Ian O’Neill covers a high-minded conference discussion about the best protocols for potential encounters with alien species once our own ventures out into the stars. One idea that was new to me was that, though we may cross paths with other life forms, we may not need anything from them, or they from us. For example, O’Neill reports that Kelvin Long of the Institute for Interstellar Studies, says:

[B]y that stage in our evolution, Earth-analog planets would likely be less important to our survival — we would have become more space dwellers than planet-dwellers. Life-giving planets would therefore be more of scientific interest than somewhere for us to simply colonize.

“It is neither a case of moral respect or survival of the fittest but of the fact that we will have evolved as a society which does not need to compete (with indigenous lifeforms),” said Long.

Richard Obousy of Icarus Interstellar expressed a similar idea:

As for colonizing those worlds containing basic lifeforms, it is less likely that we’d want to hang around very long. “We live in the depths of a gravitational abyss,” said Obousy. Assuming our interstellar descendents has access to huge quantities of energy and resources, “I’m not convinced that we’ll want to go from one gravitational abyss to another gravitational abyss. I’m not convinced that settling on planets or even moons is going to be necessary.”

I find that fascinating. I’d love to see it played out in some quality science fiction. I’m of course aware that such fiction probably exists, but in my somewhat limited experience, planetless human beings are usually so because they are lost, or in some other desperate situation in which folks had no choice but to suddenly set themselves adrift in space. (Or in Richard Russo’s Ship of Fools, no one remembers why they are out in space after several generations.) They are not, in other words, boldly going because they have mastered material existence to such an extent that the “gravitational abyss” of planetary life is a hindrance or novelty. They’re, in one way or another, fucked.

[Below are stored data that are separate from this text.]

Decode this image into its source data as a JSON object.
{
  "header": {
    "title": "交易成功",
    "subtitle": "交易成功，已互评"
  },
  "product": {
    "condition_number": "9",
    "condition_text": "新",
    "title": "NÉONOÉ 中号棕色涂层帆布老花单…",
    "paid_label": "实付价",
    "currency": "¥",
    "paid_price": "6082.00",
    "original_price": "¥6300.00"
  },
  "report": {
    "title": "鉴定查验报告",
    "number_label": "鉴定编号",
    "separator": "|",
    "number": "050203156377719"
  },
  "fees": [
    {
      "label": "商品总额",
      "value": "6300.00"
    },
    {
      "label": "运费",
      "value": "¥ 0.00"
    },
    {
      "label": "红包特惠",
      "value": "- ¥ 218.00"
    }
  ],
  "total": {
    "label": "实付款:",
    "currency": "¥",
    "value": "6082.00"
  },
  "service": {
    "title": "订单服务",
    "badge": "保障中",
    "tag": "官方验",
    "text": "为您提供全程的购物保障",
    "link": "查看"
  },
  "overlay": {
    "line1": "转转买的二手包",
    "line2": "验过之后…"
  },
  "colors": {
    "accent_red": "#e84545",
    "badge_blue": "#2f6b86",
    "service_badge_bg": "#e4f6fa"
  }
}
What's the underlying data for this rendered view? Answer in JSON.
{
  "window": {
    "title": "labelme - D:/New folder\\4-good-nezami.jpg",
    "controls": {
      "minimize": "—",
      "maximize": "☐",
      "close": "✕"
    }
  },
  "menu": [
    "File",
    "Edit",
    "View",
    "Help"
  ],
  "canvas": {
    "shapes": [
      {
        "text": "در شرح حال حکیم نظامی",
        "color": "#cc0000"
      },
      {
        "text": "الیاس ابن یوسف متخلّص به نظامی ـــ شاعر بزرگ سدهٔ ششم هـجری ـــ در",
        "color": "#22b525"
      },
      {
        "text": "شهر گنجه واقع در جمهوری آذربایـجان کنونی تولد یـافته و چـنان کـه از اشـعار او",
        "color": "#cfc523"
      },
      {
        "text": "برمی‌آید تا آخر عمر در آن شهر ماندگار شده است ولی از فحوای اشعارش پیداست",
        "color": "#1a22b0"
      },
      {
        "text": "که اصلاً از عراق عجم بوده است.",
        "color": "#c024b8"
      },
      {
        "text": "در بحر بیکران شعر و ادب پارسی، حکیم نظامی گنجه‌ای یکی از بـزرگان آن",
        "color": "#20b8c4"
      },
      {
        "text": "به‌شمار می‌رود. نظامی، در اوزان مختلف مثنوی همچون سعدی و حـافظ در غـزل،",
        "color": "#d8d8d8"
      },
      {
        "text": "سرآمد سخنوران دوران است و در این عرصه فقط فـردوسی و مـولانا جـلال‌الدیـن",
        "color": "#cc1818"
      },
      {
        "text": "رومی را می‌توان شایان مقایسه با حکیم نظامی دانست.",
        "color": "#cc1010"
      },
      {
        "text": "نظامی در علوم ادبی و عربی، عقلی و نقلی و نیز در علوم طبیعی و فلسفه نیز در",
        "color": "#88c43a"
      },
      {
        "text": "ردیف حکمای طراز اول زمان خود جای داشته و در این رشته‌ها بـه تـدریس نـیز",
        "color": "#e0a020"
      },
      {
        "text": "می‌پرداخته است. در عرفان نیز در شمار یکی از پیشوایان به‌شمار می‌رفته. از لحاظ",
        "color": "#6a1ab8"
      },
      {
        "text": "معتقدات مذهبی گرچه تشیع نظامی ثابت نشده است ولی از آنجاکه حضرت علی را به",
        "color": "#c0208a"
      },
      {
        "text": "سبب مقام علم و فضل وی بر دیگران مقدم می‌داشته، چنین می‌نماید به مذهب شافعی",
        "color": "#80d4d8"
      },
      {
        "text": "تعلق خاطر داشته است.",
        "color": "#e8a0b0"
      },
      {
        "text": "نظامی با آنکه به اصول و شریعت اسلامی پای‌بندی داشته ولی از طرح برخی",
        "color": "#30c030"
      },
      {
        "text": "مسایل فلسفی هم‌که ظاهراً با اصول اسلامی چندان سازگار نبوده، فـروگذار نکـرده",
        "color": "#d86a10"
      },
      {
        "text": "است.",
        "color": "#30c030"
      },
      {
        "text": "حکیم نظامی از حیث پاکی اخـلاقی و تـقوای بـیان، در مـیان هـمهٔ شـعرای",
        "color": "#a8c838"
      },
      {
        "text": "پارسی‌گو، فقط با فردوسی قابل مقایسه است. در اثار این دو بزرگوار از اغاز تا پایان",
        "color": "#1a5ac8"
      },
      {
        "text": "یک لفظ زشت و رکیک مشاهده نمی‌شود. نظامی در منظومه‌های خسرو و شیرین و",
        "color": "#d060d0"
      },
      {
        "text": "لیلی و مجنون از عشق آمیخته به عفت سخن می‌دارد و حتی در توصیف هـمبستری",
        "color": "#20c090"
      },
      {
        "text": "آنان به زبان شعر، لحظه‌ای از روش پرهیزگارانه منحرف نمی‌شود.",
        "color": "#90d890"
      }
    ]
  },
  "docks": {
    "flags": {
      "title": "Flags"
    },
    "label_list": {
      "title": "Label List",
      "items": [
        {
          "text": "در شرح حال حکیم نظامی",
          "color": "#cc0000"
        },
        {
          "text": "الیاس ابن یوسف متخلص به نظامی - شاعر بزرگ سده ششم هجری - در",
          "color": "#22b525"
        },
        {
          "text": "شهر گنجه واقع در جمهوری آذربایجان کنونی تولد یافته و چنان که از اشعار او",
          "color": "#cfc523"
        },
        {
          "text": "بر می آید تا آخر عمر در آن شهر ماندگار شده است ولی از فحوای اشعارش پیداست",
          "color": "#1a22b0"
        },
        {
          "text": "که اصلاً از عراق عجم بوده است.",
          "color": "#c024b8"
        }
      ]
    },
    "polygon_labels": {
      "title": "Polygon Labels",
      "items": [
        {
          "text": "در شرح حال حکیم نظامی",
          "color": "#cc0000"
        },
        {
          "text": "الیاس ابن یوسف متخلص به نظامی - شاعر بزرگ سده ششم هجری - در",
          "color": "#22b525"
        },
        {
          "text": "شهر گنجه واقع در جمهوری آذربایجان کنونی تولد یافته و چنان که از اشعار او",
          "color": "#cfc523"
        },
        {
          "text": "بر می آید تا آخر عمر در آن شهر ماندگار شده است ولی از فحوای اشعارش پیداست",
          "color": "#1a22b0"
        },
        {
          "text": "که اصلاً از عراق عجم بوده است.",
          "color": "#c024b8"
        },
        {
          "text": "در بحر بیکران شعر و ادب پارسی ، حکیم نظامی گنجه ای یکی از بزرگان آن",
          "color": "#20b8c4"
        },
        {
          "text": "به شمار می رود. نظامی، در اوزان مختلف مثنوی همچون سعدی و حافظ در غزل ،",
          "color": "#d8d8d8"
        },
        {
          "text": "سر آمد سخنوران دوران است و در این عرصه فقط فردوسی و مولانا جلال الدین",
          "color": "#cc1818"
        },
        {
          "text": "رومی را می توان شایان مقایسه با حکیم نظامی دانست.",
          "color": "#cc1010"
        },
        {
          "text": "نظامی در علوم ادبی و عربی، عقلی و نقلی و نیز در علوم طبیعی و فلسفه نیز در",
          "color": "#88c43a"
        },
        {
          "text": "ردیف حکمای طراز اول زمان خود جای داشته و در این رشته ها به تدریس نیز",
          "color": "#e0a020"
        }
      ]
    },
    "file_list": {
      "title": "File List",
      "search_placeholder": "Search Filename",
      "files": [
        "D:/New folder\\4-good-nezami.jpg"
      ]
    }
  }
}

But this idea upends the traditional “Terran” ideas of conquest, inhabitation, and exploitation of new environments. If we aren’t forced to create lives for ourselves on Earth-like (or terraformable) planets, and our existences are best lived in wholly artificial habitats in space, why go anywhere at all? Perhaps our needs would be limited to the rawest of raw materials, simply any matter that we can harvest and transform into anything we might need–like Star Trek’s replicators, but where there is no unreplicatable material like something so crucial as dilithium. Anything would presumably serve the purpose, such as asteroids or other “dead” bodies.

And if we meet fellow civilizations living within similar parameters, also not requiring any new planets to conquer or exploit, there’d presumably be nothing to fight over. Now, that’s where some sci-fi could get interesting. If everybody has what they need, what’s the conflict? Obviously, something would have to go very wrong.